Co-operative housing provides another potential solution. Merthyr Valleys Homes is a mutual housing association which allows tenants and workers alike to become a member and own shares and leading to much-needed regeneration of otherwise overlooked housing options.

“….it is perhaps no surprise that Merthyr Valleys Homes also helped to nurture and help develop the Taf Fechan Housing Co-operative. For those who don’t know the area, the Taf Fechan flats (pictured above) had, in truth, become undesirable, hard-to-let units, physically run down, vandalised, and suffering anti-social behaviour. Thankfully, through the vision of Merthyr Valleys Homes, and with support through cheap finance from the local authority, the option of a housing co-operative was identified as part of a brighter future for the 12 flats that are now in the co-operative on the Gellideg estate.”
– Dawn Bowden AM

Residents in the flats have to be members of the co-operative and share responsibility running their homes, making communal decisions on rent levels, maintenance and managing tenancies.

Mike Hedges AM (Lab, Swansea East) described himself as a long-time advocate for co-operative housing, citing similar schemes in Turkey, Canada, the Nordic countries, Austria and New York. In Turkey, some 25% of all housing is co-operative and in Sweden and Norway, it’s pushing 20%.

Social housing is the government’s “top priority”

Local Government & Housing Minister, Julie James (Lab, Swansea West) said the Welsh Government’s priority was still social housing, though community-led housing forms part of the solution and she accepted it wasn’t growing as fast as it could be in Wales.

“….there’s a sort of misapprehension about what (co-operative housing) means.

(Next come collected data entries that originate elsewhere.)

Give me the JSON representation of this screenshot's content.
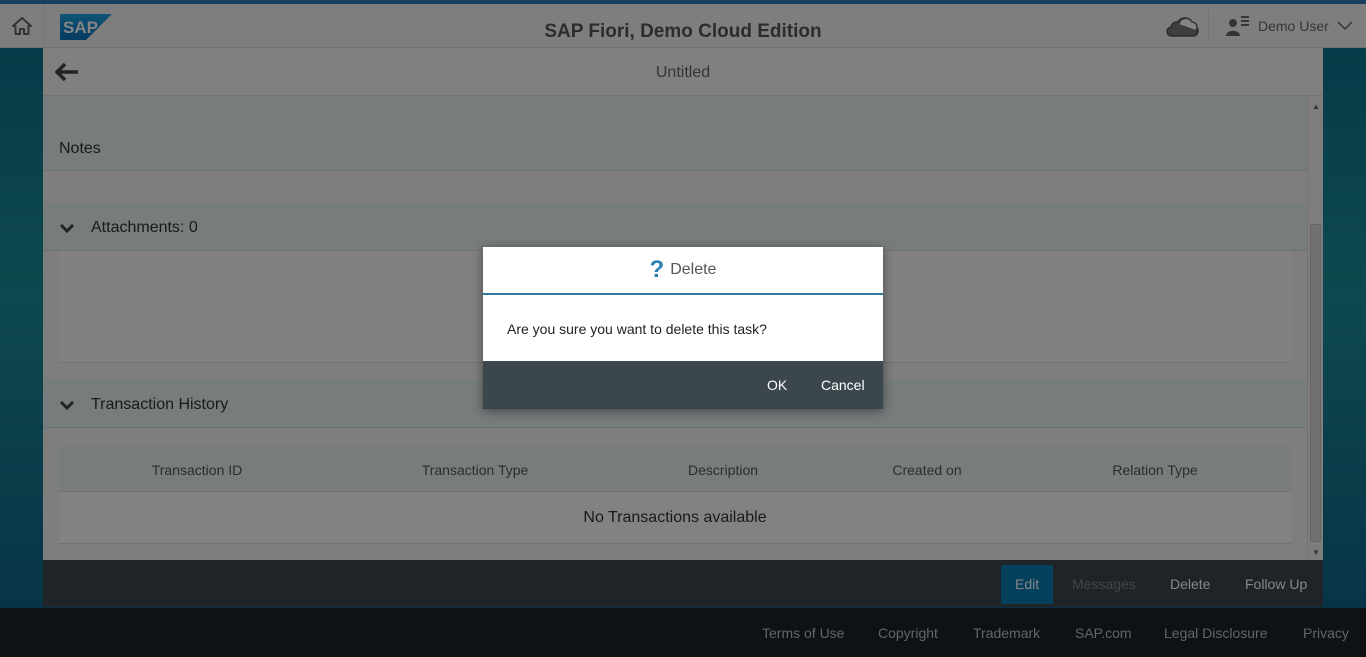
{
  "shell": {
    "title": "SAP Fiori, Demo Cloud Edition",
    "user": "Demo User",
    "logo_text": "SAP"
  },
  "app": {
    "title": "Untitled",
    "sections": {
      "notes": "Notes",
      "attachments": "Attachments: 0",
      "transactions": "Transaction History"
    },
    "table": {
      "columns": [
        "Transaction ID",
        "Transaction Type",
        "Description",
        "Created on",
        "Relation Type"
      ],
      "no_data": "No Transactions available"
    },
    "footer": {
      "edit": "Edit",
      "messages": "Messages",
      "delete": "Delete",
      "follow_up": "Follow Up"
    }
  },
  "legal_links": [
    "Terms of Use",
    "Copyright",
    "Trademark",
    "SAP.com",
    "Legal Disclosure",
    "Privacy"
  ],
  "dialog": {
    "icon": "?",
    "title": "Delete",
    "message": "Are you sure you want to delete this task?",
    "ok": "OK",
    "cancel": "Cancel"
  },
  "colors": {
    "accent": "#0a7cb0",
    "footer_bar": "#3c464d",
    "shell_bar": "#f2f2f2"
  }
}
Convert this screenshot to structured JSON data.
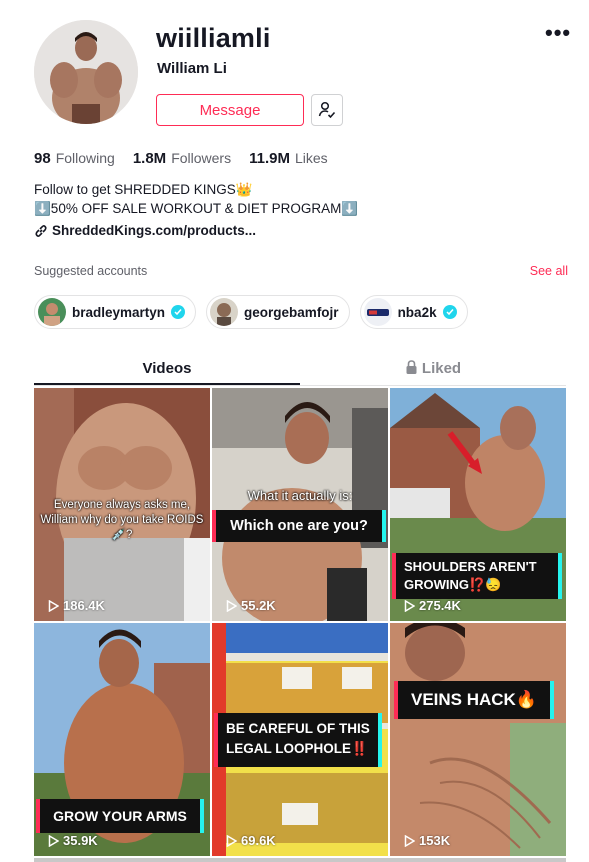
{
  "profile": {
    "username": "wiilliamli",
    "nickname": "William Li",
    "more_label": "•••",
    "message_label": "Message",
    "stats": [
      {
        "value": "98",
        "label": "Following"
      },
      {
        "value": "1.8M",
        "label": "Followers"
      },
      {
        "value": "11.9M",
        "label": "Likes"
      }
    ],
    "bio_line1": "Follow to get SHREDDED KINGS👑",
    "bio_line2": "⬇️50% OFF SALE WORKOUT & DIET PROGRAM⬇️",
    "link": "ShreddedKings.com/products..."
  },
  "suggested": {
    "title": "Suggested accounts",
    "see_all": "See all",
    "accounts": [
      {
        "name": "bradleymartyn"
      },
      {
        "name": "georgebamfojr"
      },
      {
        "name": "nba2k"
      }
    ]
  },
  "tabs": {
    "videos": "Videos",
    "liked": "Liked"
  },
  "videos": [
    {
      "views": "186.4K",
      "caption": "Everyone always asks me, William why do you take ROIDS💉?"
    },
    {
      "views": "55.2K",
      "caption_top": "What it actually is:",
      "caption": "Which one are you?"
    },
    {
      "views": "275.4K",
      "caption": "SHOULDERS AREN'T GROWING⁉️😓"
    },
    {
      "views": "35.9K",
      "caption": "GROW YOUR ARMS"
    },
    {
      "views": "69.6K",
      "caption": "BE CAREFUL OF THIS LEGAL LOOPHOLE‼️"
    },
    {
      "views": "153K",
      "caption": "VEINS HACK🔥"
    }
  ],
  "colors": {
    "accent": "#fe2c55",
    "verified": "#20d5ec",
    "banner_cyan": "#25f4ee"
  }
}
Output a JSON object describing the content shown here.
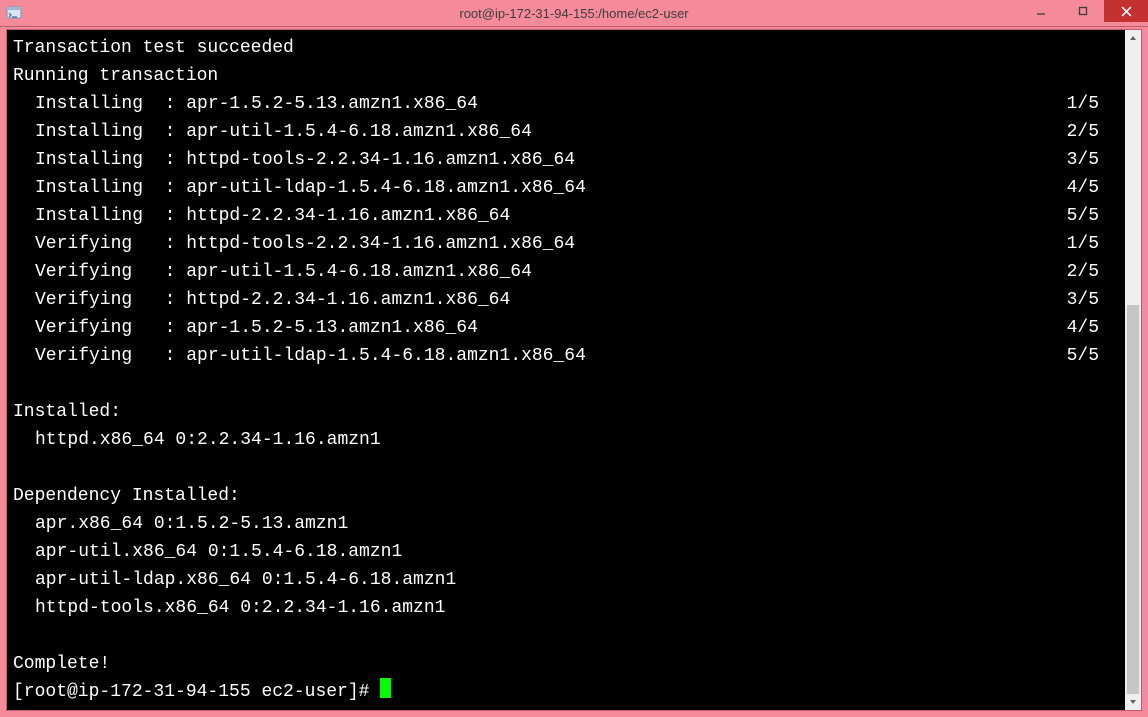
{
  "window": {
    "title": "root@ip-172-31-94-155:/home/ec2-user",
    "icon": "terminal-icon",
    "colors": {
      "titlebar": "#f58a9b",
      "close": "#c43131",
      "term_bg": "#000000",
      "term_fg": "#ffffff",
      "accent": "#00ff00"
    }
  },
  "terminal": {
    "pre_lines": [
      "Transaction test succeeded",
      "Running transaction"
    ],
    "steps": [
      {
        "action": "Installing",
        "pkg": "apr-1.5.2-5.13.amzn1.x86_64",
        "count": "1/5"
      },
      {
        "action": "Installing",
        "pkg": "apr-util-1.5.4-6.18.amzn1.x86_64",
        "count": "2/5"
      },
      {
        "action": "Installing",
        "pkg": "httpd-tools-2.2.34-1.16.amzn1.x86_64",
        "count": "3/5"
      },
      {
        "action": "Installing",
        "pkg": "apr-util-ldap-1.5.4-6.18.amzn1.x86_64",
        "count": "4/5"
      },
      {
        "action": "Installing",
        "pkg": "httpd-2.2.34-1.16.amzn1.x86_64",
        "count": "5/5"
      },
      {
        "action": "Verifying",
        "pkg": "httpd-tools-2.2.34-1.16.amzn1.x86_64",
        "count": "1/5"
      },
      {
        "action": "Verifying",
        "pkg": "apr-util-1.5.4-6.18.amzn1.x86_64",
        "count": "2/5"
      },
      {
        "action": "Verifying",
        "pkg": "httpd-2.2.34-1.16.amzn1.x86_64",
        "count": "3/5"
      },
      {
        "action": "Verifying",
        "pkg": "apr-1.5.2-5.13.amzn1.x86_64",
        "count": "4/5"
      },
      {
        "action": "Verifying",
        "pkg": "apr-util-ldap-1.5.4-6.18.amzn1.x86_64",
        "count": "5/5"
      }
    ],
    "installed_header": "Installed:",
    "installed": [
      "httpd.x86_64 0:2.2.34-1.16.amzn1"
    ],
    "dep_header": "Dependency Installed:",
    "deps": [
      "apr.x86_64 0:1.5.2-5.13.amzn1",
      "apr-util.x86_64 0:1.5.4-6.18.amzn1",
      "apr-util-ldap.x86_64 0:1.5.4-6.18.amzn1",
      "httpd-tools.x86_64 0:2.2.34-1.16.amzn1"
    ],
    "complete": "Complete!",
    "prompt": "[root@ip-172-31-94-155 ec2-user]# "
  }
}
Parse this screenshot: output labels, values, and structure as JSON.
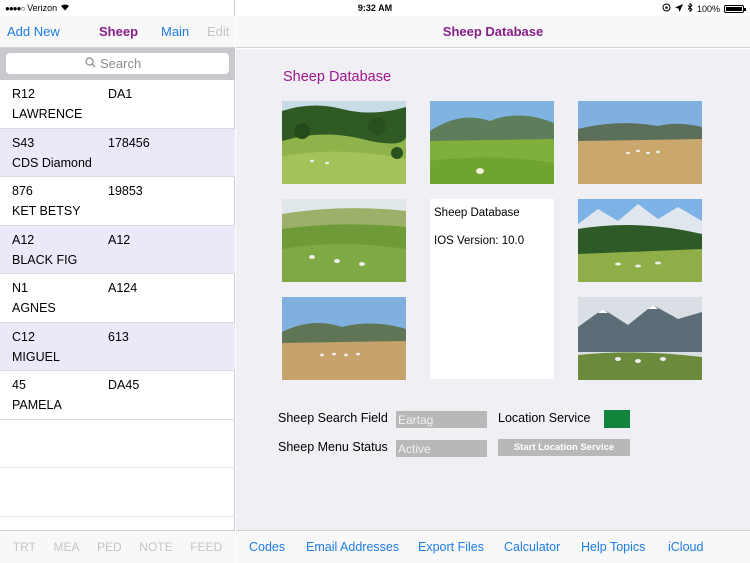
{
  "status_bar": {
    "carrier": "Verizon",
    "time": "9:32 AM",
    "battery": "100%",
    "battery_level": 1.0
  },
  "left_nav": {
    "add_new": "Add New",
    "title": "Sheep",
    "main": "Main",
    "edit": "Edit"
  },
  "search": {
    "placeholder": "Search"
  },
  "sheep_list": [
    {
      "tag": "R12",
      "number": "DA1",
      "name": "LAWRENCE"
    },
    {
      "tag": "S43",
      "number": "178456",
      "name": "CDS Diamond"
    },
    {
      "tag": "876",
      "number": "19853",
      "name": "KET BETSY"
    },
    {
      "tag": "A12",
      "number": "A12",
      "name": "BLACK FIG"
    },
    {
      "tag": "N1",
      "number": "A124",
      "name": "AGNES"
    },
    {
      "tag": "C12",
      "number": "613",
      "name": "MIGUEL"
    },
    {
      "tag": "45",
      "number": "DA45",
      "name": "PAMELA"
    }
  ],
  "left_tabs": [
    "TRT",
    "MEA",
    "PED",
    "NOTE",
    "FEED"
  ],
  "right_nav": {
    "title": "Sheep Database"
  },
  "content": {
    "title": "Sheep Database",
    "info_title": "Sheep Database",
    "ios_version": "IOS Version:  10.0",
    "search_field_label": "Sheep Search Field",
    "search_field_value": "Eartag",
    "menu_status_label": "Sheep Menu Status",
    "menu_status_value": "Active",
    "location_label": "Location Service",
    "location_button": "Start Location Service",
    "location_color": "#12843c"
  },
  "bottom_bar": [
    "Codes",
    "Email Addresses",
    "Export Files",
    "Calculator",
    "Help Topics",
    "iCloud"
  ]
}
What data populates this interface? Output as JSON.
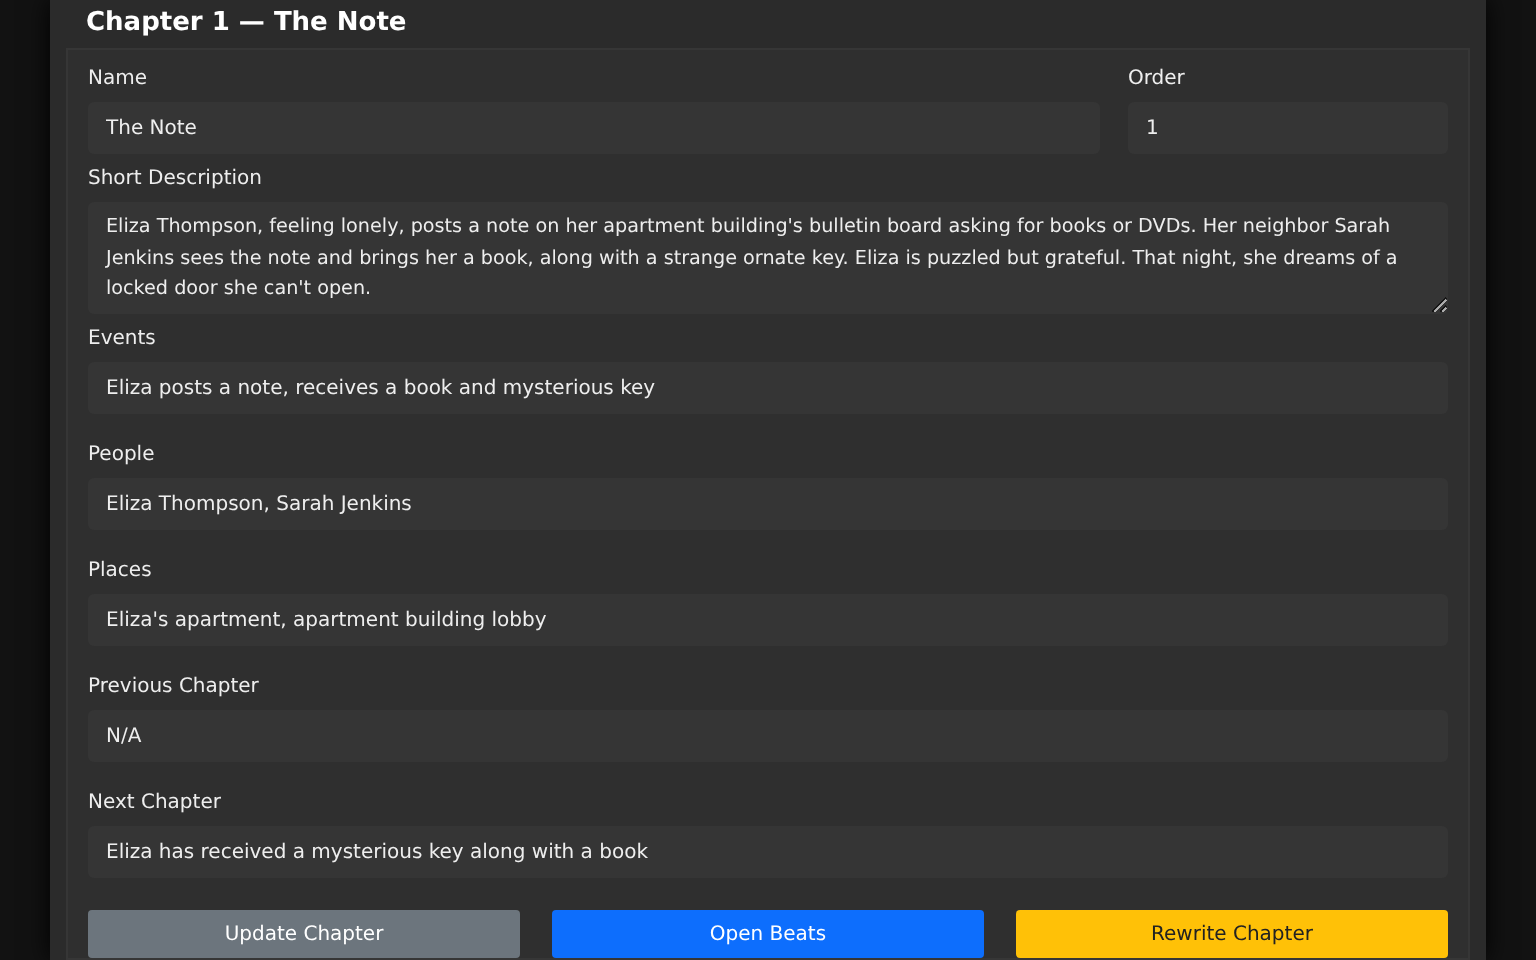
{
  "title": "Chapter 1 — The Note",
  "fields": [
    {
      "label": "Name",
      "value": "The Note",
      "kind": "text"
    },
    {
      "label": "Order",
      "value": "1",
      "kind": "text"
    },
    {
      "label": "Short Description",
      "value": "Eliza Thompson, feeling lonely, posts a note on her apartment building's bulletin board asking for books or DVDs. Her neighbor Sarah Jenkins sees the note and brings her a book, along with a strange ornate key. Eliza is puzzled but grateful. That night, she dreams of a locked door she can't open.",
      "kind": "textarea"
    },
    {
      "label": "Events",
      "value": "Eliza posts a note, receives a book and mysterious key",
      "kind": "text"
    },
    {
      "label": "People",
      "value": "Eliza Thompson, Sarah Jenkins",
      "kind": "text"
    },
    {
      "label": "Places",
      "value": "Eliza's apartment, apartment building lobby",
      "kind": "text"
    },
    {
      "label": "Previous Chapter",
      "value": "N/A",
      "kind": "text"
    },
    {
      "label": "Next Chapter",
      "value": "Eliza has received a mysterious key along with a book",
      "kind": "text"
    }
  ],
  "buttons": [
    {
      "label": "Update Chapter",
      "color": "#6c757d"
    },
    {
      "label": "Open Beats",
      "color": "#0d6efd"
    },
    {
      "label": "Rewrite Chapter",
      "color": "#ffc107"
    }
  ]
}
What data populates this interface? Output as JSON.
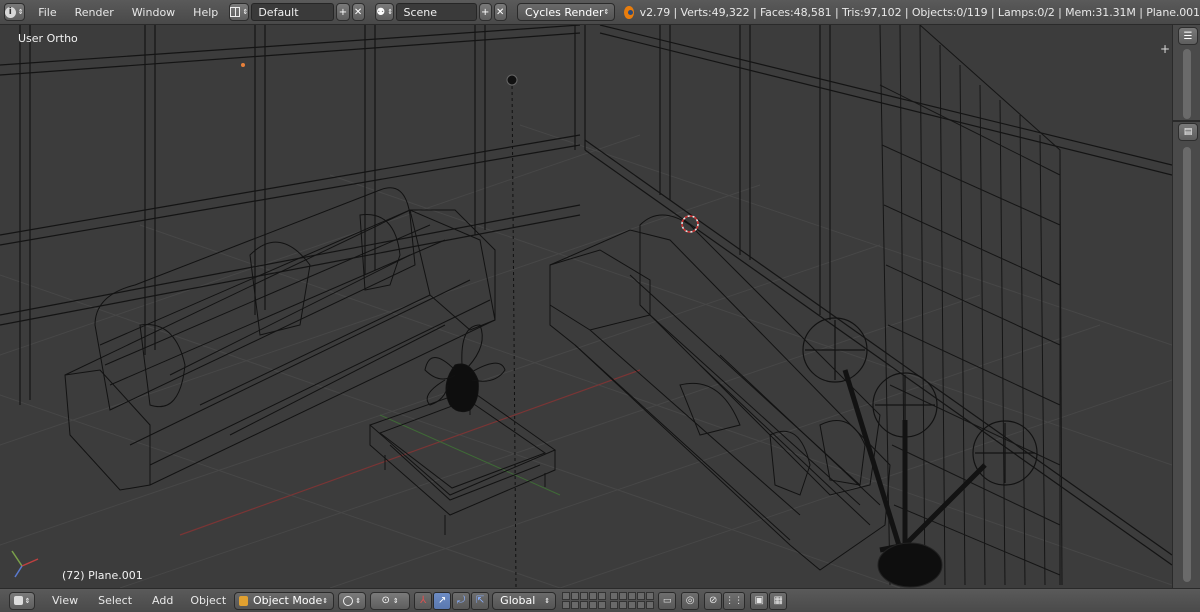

But I’ve visited a west side apartment in New York that’s a co-operative, and it looked like a penthouse to me, is all I can say….What it also does is it allows us to drive different models and types of tenure into our housing across Wales, and that kind of mixed tenure is really important.”
– Local Government & Housing Minister, Julie James

The government has provided £1.9million in capital funding to support three “pioneer schemes”, while other local authorities like Swansea have moved to adopt a co-operative housing policy.

Such a programme has to be led by communities themselves though and not “top-down”, while she’s ruled out community land trusts for the time being as she wasn’t convinced it would work – though the Minister was open-minded to considering viable proposals in the future.